I became fascinated with the earlier period of Korea as well, and the influences between China, Korea and Japan, which were unknown to me. …We have been working for a long time now with the younger generation, so we are now [also] working with the older generation. As a matter of fact, we will have a show of Do Ho’s father [Suh Se-Ok, b.1929]. He is already well known. He had a show at the Museum of Modern Art in Seoul. He is an ink painter. We will have a show with him in September of 2018. And Kim Guiline (b.1936) also suits perfectly with what we are doing because he himself is international. He lives and lived in France, in Paris.
Rachel Lehmann, Lee Bul, Lee Bul Opening at Lehmann Maupin, 2010
CM: Final question. Among the strengths of the gallery is very strong female artists — at least half the program. At the top of the market, that puts you in a very, very rare group. I think only Victoria Miro is doing something similar, even if not quite the same. But at the same time, it is not something you shout about, you just take it for granted. I remember a show at frieze [London, 2015], where every single artist on display was a woman. Was it a deliberate strategy or something that just quietly developed?

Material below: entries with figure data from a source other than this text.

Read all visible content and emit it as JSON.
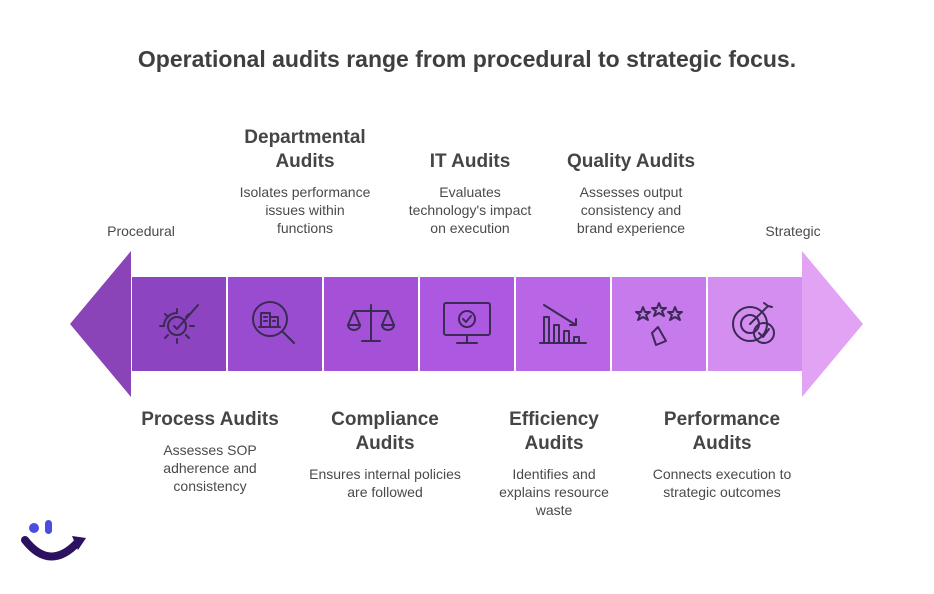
{
  "title": "Operational audits range from procedural to strategic focus.",
  "ends": {
    "left": "Procedural",
    "right": "Strategic"
  },
  "colors": {
    "left_arrow": "#8a44b8",
    "right_arrow": "#e2a3f4",
    "segments": [
      "#8c44c0",
      "#9a4cd0",
      "#a451d8",
      "#ad58e0",
      "#b866e6",
      "#c77aec",
      "#d48ef0"
    ]
  },
  "audits": [
    {
      "title": "Process Audits",
      "desc": "Assesses SOP adherence and consistency",
      "icon": "gear-check-icon"
    },
    {
      "title": "Departmental Audits",
      "desc": "Isolates performance issues within functions",
      "icon": "magnifier-building-icon"
    },
    {
      "title": "Compliance Audits",
      "desc": "Ensures internal policies are followed",
      "icon": "scales-icon"
    },
    {
      "title": "IT Audits",
      "desc": "Evaluates technology's impact on execution",
      "icon": "monitor-check-icon"
    },
    {
      "title": "Efficiency Audits",
      "desc": "Identifies and explains resource waste",
      "icon": "declining-chart-icon"
    },
    {
      "title": "Quality Audits",
      "desc": "Assesses output consistency and brand experience",
      "icon": "stars-rating-icon"
    },
    {
      "title": "Performance Audits",
      "desc": "Connects execution to strategic outcomes",
      "icon": "target-check-icon"
    }
  ]
}
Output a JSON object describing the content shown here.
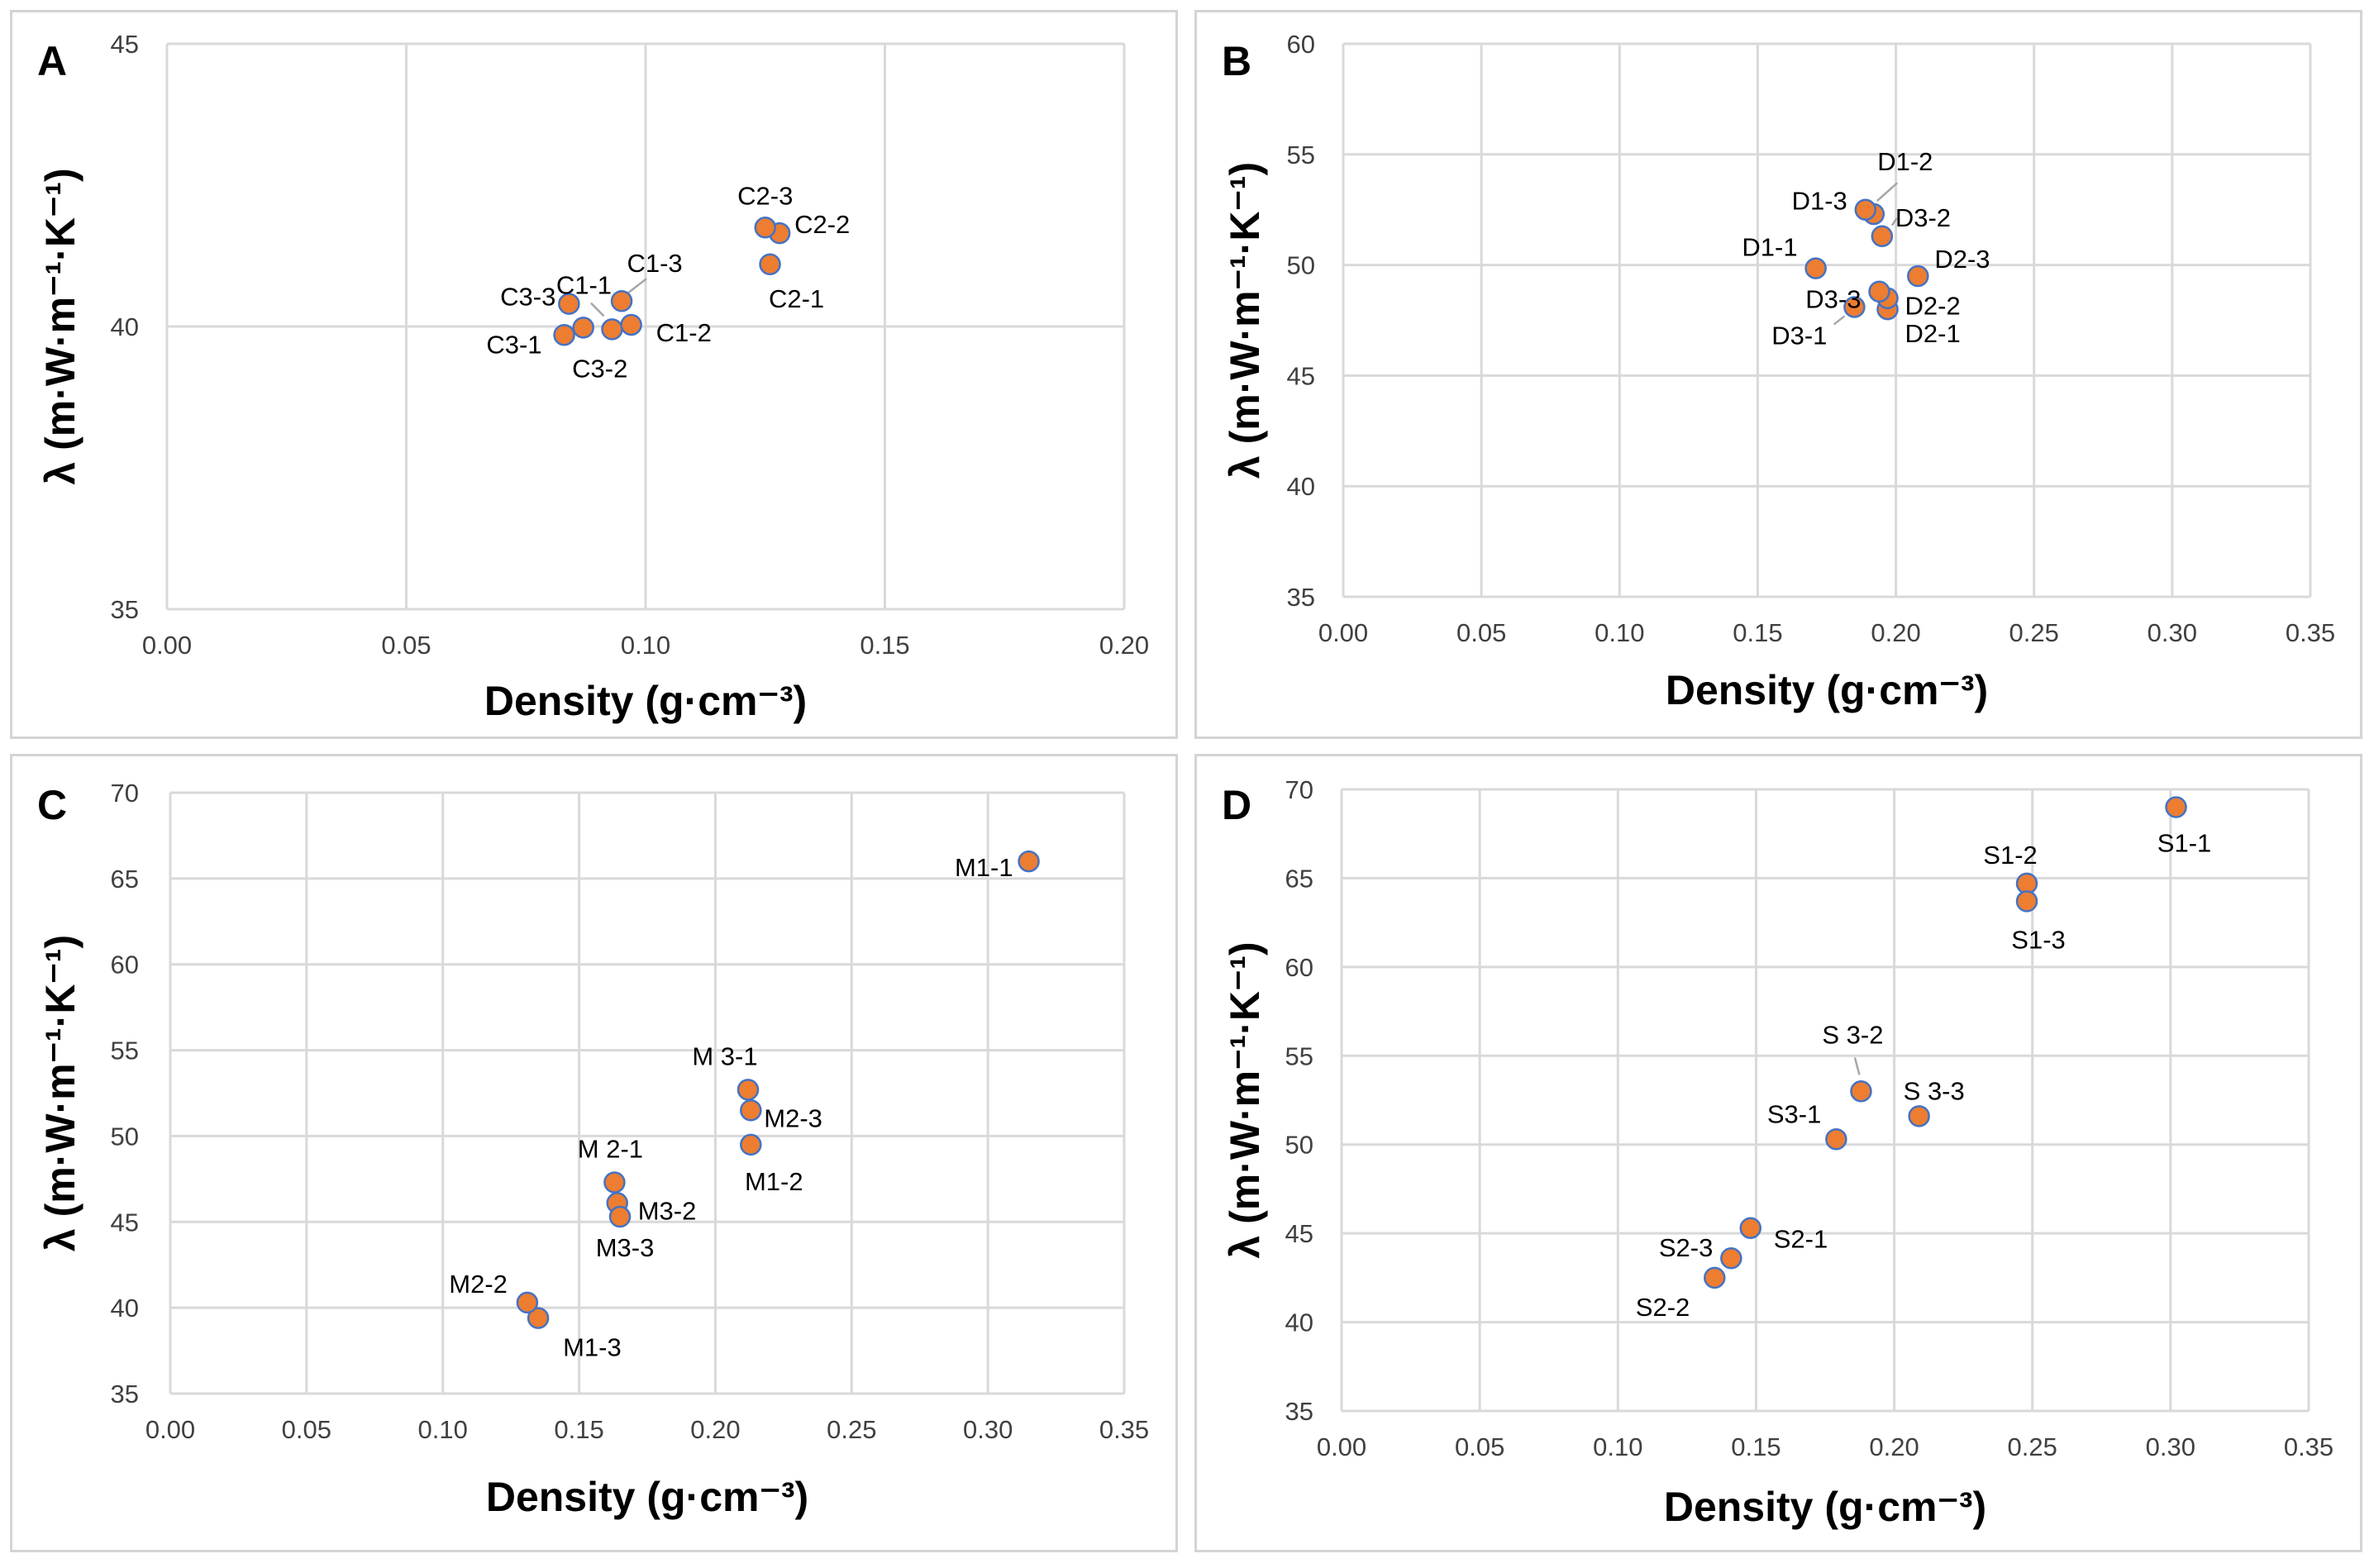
{
  "chart_data": [
    {
      "panel": "A",
      "type": "scatter",
      "xlabel": "Density (g·cm⁻³)",
      "ylabel": "λ (m·W·m⁻¹·K⁻¹)",
      "xlim": [
        0,
        0.2
      ],
      "ylim": [
        35,
        45
      ],
      "xticks": [
        "0.00",
        "0.05",
        "0.10",
        "0.15",
        "0.20"
      ],
      "yticks": [
        "35",
        "40",
        "45"
      ],
      "points": [
        {
          "label": "C1-1",
          "x": 0.093,
          "y": 39.95
        },
        {
          "label": "C1-2",
          "x": 0.097,
          "y": 40.03
        },
        {
          "label": "C1-3",
          "x": 0.095,
          "y": 40.45
        },
        {
          "label": "C2-1",
          "x": 0.126,
          "y": 41.1
        },
        {
          "label": "C2-2",
          "x": 0.128,
          "y": 41.65
        },
        {
          "label": "C2-3",
          "x": 0.125,
          "y": 41.75
        },
        {
          "label": "C3-1",
          "x": 0.083,
          "y": 39.85
        },
        {
          "label": "C3-2",
          "x": 0.087,
          "y": 39.98
        },
        {
          "label": "C3-3",
          "x": 0.084,
          "y": 40.4
        }
      ]
    },
    {
      "panel": "B",
      "type": "scatter",
      "xlabel": "Density (g·cm⁻³)",
      "ylabel": "λ (m·W·m⁻¹·K⁻¹)",
      "xlim": [
        0,
        0.35
      ],
      "ylim": [
        35,
        60
      ],
      "xticks": [
        "0.00",
        "0.05",
        "0.10",
        "0.15",
        "0.20",
        "0.25",
        "0.30",
        "0.35"
      ],
      "yticks": [
        "35",
        "40",
        "45",
        "50",
        "55",
        "60"
      ],
      "points": [
        {
          "label": "D1-1",
          "x": 0.171,
          "y": 49.85
        },
        {
          "label": "D1-2",
          "x": 0.192,
          "y": 52.3
        },
        {
          "label": "D1-3",
          "x": 0.189,
          "y": 52.5
        },
        {
          "label": "D2-1",
          "x": 0.197,
          "y": 48.0
        },
        {
          "label": "D2-2",
          "x": 0.197,
          "y": 48.5
        },
        {
          "label": "D2-3",
          "x": 0.208,
          "y": 49.5
        },
        {
          "label": "D3-1",
          "x": 0.185,
          "y": 48.1
        },
        {
          "label": "D3-2",
          "x": 0.195,
          "y": 51.3
        },
        {
          "label": "D3-3",
          "x": 0.194,
          "y": 48.8
        }
      ]
    },
    {
      "panel": "C",
      "type": "scatter",
      "xlabel": "Density (g·cm⁻³)",
      "ylabel": "λ (m·W·m⁻¹·K⁻¹)",
      "xlim": [
        0,
        0.35
      ],
      "ylim": [
        35,
        70
      ],
      "xticks": [
        "0.00",
        "0.05",
        "0.10",
        "0.15",
        "0.20",
        "0.25",
        "0.30",
        "0.35"
      ],
      "yticks": [
        "35",
        "40",
        "45",
        "50",
        "55",
        "60",
        "65",
        "70"
      ],
      "points": [
        {
          "label": "M1-1",
          "x": 0.315,
          "y": 66.0
        },
        {
          "label": "M1-2",
          "x": 0.213,
          "y": 49.5
        },
        {
          "label": "M1-3",
          "x": 0.135,
          "y": 39.4
        },
        {
          "label": "M2-2",
          "x": 0.131,
          "y": 40.3
        },
        {
          "label": "M2-3",
          "x": 0.213,
          "y": 51.5
        },
        {
          "label": "M 3-1",
          "x": 0.212,
          "y": 52.7
        },
        {
          "label": "M 2-1",
          "x": 0.163,
          "y": 47.3
        },
        {
          "label": "M3-2",
          "x": 0.164,
          "y": 46.1
        },
        {
          "label": "M3-3",
          "x": 0.165,
          "y": 45.3
        }
      ]
    },
    {
      "panel": "D",
      "type": "scatter",
      "xlabel": "Density (g·cm⁻³)",
      "ylabel": "λ (m·W·m⁻¹·K⁻¹)",
      "xlim": [
        0,
        0.35
      ],
      "ylim": [
        35,
        70
      ],
      "xticks": [
        "0.00",
        "0.05",
        "0.10",
        "0.15",
        "0.20",
        "0.25",
        "0.30",
        "0.35"
      ],
      "yticks": [
        "35",
        "40",
        "45",
        "50",
        "55",
        "60",
        "65",
        "70"
      ],
      "points": [
        {
          "label": "S1-1",
          "x": 0.302,
          "y": 69.0
        },
        {
          "label": "S1-2",
          "x": 0.248,
          "y": 64.7
        },
        {
          "label": "S1-3",
          "x": 0.248,
          "y": 63.7
        },
        {
          "label": "S2-1",
          "x": 0.148,
          "y": 45.3
        },
        {
          "label": "S2-2",
          "x": 0.135,
          "y": 42.5
        },
        {
          "label": "S2-3",
          "x": 0.141,
          "y": 43.6
        },
        {
          "label": "S3-1",
          "x": 0.179,
          "y": 50.3
        },
        {
          "label": "S 3-2",
          "x": 0.188,
          "y": 53.0
        },
        {
          "label": "S 3-3",
          "x": 0.209,
          "y": 51.6
        }
      ]
    }
  ]
}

RL: We were always interested in groups of undercurrent artists and different genders. So artists who were quietly committed and who needed to be heard. The female artists, because of stereotypes, have been very often working for longer, in a quieter way, and in a more committed way. It became clear to us that there is a larger group of female artists who work in this way and are working alone. So those were voices which were important, which were there but which were not heard. So those undercurrentvoices which really underline—I like what you called—the ‘shouting voices’. It’s the undercurrent line which really opens up borders for the ‘shouting’ voices. This is exactly what we did. And we were interested in it! Mickalene Thomas, for instance, is an artist we have worked with for over 10 years. Her work uses very complex art historic references, intertwined with her own history. We knew she was doing something very important, and the institutional recognition has followed with numerous museum exhibitions in the recent years. I’m happy to say, she will have a museum exhibition in Shanghai in 2020! Now today, we encounter quite a lot of collectors who particularly want to collect women artists because they know that their prices are lower. They know that a lot will change soon.